Unique in its use of diode lasers, it is superior to older versions of the process because it allows for better heat control, meaning less melting of the base layer, resulting in a much better finished product. A panel of international scientists recognized the process as one of the 100 most important new technological innovations of 2004, and its effectiveness has been proven restoring parts for the U.S. Navy.

Despite such accolades and success, the technology has been slow to catch on commercially. To remedy that, NIU-ROCK turned to Mike Molander who has spent his entire career in the fabrication industry, including 27 years at L.J. Fabricators, where he was the vice president of technical services. That company had a history of being an early adopter of new technologies, embracing them and introducing them to the Rockford market. That mindset was just what NIU-ROCK was seeking.

“We were looking for someone with experience in the manufacturing sector with the marketing skills to take this process to market. We had worked with Mike on other projects and knew he was the right man for the job,” said Swiglo.

The final piece of the puzzle was the Abilities Center, which has long worked to give individuals skills they could apply at local manufacturers. Johnson and Swiglo knew the organization was looking to expand their programs to include more “cutting edge” skills, and recognized laser cladding as a perfect fit as it complements existing manufacturing capabilities in Rockford.

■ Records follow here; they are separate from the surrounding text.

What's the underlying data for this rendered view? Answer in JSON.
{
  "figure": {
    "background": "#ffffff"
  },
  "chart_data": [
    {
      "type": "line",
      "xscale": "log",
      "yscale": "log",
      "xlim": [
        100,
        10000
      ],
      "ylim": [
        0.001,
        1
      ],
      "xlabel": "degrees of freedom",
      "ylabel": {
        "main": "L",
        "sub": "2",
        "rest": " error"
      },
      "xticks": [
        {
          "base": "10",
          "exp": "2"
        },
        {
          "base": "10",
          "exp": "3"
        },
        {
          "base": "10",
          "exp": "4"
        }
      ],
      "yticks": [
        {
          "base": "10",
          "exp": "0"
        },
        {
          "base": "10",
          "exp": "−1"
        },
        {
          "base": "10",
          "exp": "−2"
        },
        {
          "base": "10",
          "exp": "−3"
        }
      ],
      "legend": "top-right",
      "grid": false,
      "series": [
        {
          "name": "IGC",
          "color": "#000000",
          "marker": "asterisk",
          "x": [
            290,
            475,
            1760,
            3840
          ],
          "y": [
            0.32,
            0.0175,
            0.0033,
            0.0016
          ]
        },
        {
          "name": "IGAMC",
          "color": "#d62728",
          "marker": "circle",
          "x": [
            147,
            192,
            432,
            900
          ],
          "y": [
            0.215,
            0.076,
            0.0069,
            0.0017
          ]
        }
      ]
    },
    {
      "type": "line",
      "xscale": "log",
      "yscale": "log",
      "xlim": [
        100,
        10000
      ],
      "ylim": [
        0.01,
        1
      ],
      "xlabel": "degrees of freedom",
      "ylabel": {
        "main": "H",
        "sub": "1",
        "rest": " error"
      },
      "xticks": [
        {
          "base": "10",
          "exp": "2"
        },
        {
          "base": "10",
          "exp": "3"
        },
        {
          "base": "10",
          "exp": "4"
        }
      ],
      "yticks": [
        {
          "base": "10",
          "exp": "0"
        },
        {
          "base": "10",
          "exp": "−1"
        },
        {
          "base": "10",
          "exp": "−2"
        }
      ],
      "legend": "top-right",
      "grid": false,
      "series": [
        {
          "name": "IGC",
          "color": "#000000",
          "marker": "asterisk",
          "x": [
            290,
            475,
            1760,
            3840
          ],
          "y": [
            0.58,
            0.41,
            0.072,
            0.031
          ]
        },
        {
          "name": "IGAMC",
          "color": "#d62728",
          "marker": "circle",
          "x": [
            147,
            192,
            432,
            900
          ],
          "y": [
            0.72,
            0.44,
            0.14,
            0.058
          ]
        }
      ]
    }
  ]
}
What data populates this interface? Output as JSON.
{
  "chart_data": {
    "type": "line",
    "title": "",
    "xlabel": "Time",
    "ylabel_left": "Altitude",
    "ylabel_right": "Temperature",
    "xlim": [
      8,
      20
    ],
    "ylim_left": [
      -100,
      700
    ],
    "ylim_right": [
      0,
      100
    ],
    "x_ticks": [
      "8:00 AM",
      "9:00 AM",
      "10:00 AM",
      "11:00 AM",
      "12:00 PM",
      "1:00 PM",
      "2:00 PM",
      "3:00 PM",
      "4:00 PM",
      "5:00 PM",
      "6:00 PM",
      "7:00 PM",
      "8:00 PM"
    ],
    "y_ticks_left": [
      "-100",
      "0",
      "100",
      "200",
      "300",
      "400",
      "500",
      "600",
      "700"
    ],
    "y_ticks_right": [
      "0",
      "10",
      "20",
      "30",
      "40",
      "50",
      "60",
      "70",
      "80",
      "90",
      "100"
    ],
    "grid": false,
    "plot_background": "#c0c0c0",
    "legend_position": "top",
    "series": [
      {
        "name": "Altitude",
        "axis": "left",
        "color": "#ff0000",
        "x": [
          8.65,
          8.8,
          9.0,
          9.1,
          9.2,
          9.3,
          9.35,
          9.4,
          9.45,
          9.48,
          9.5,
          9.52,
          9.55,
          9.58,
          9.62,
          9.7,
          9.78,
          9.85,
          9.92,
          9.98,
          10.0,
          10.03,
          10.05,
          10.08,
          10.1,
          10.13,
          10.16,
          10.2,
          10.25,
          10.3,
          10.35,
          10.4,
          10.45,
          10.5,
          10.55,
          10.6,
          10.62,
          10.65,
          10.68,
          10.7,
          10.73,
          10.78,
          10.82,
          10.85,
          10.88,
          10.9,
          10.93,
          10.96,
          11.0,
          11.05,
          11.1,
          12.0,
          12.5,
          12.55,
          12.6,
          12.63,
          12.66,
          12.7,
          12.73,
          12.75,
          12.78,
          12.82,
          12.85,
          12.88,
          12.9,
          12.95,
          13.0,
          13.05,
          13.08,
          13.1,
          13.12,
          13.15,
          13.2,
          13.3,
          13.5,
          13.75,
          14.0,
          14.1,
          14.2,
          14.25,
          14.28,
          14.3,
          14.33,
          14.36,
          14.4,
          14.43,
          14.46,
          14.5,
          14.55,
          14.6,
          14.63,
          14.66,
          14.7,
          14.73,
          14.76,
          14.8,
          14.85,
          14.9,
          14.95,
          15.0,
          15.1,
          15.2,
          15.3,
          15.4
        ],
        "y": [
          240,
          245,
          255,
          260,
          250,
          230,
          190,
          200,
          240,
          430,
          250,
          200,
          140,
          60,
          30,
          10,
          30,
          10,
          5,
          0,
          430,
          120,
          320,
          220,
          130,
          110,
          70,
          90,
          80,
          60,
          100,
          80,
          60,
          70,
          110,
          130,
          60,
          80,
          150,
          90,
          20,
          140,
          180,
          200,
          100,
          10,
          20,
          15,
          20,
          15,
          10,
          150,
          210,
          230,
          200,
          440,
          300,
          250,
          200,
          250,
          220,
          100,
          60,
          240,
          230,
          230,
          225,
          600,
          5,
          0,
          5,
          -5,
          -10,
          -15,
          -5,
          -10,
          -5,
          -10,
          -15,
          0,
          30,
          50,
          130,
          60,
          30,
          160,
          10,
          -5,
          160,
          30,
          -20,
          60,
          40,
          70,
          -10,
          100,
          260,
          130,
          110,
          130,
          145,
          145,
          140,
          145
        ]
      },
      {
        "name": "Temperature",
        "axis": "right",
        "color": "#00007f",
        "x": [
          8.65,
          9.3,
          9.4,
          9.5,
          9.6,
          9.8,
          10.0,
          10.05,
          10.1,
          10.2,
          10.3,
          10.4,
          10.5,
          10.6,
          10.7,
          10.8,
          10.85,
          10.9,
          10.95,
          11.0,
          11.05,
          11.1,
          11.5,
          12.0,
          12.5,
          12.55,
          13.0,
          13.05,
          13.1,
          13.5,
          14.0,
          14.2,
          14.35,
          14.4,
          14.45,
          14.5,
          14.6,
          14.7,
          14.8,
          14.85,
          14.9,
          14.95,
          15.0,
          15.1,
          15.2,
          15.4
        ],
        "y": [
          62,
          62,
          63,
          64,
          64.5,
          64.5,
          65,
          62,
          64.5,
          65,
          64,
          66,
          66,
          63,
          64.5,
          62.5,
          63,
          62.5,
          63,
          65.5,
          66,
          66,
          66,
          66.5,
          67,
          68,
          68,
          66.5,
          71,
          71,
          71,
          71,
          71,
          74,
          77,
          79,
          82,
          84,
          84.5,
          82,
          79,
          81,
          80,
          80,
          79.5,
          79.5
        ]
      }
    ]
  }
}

The combination of skills that Alion, Molander and the Abilities Center bring to the project believe all involved, could soon launch a new industry in Rockford, attracting new military and commercial contracts that will translate into the type of well-paying manufacturing jobs that have been increasingly scarce in Rockford.

Protoform is currently pursuing not just military contracts, but is also touting the technology to industries ranging from food processing to mining. It is only a matter of time, Molander believes before the technology catches on and jobs can be created. None of that would have been possible, without NIU-Rock, he says.

“NIU- ROCK is a good group of people to be working with, they are very dedicated to Rockford and to me,” Molander says. They have stuff going on all over the place, every time I see them they have something new and its all on the cusp - which is an exciting place to be.”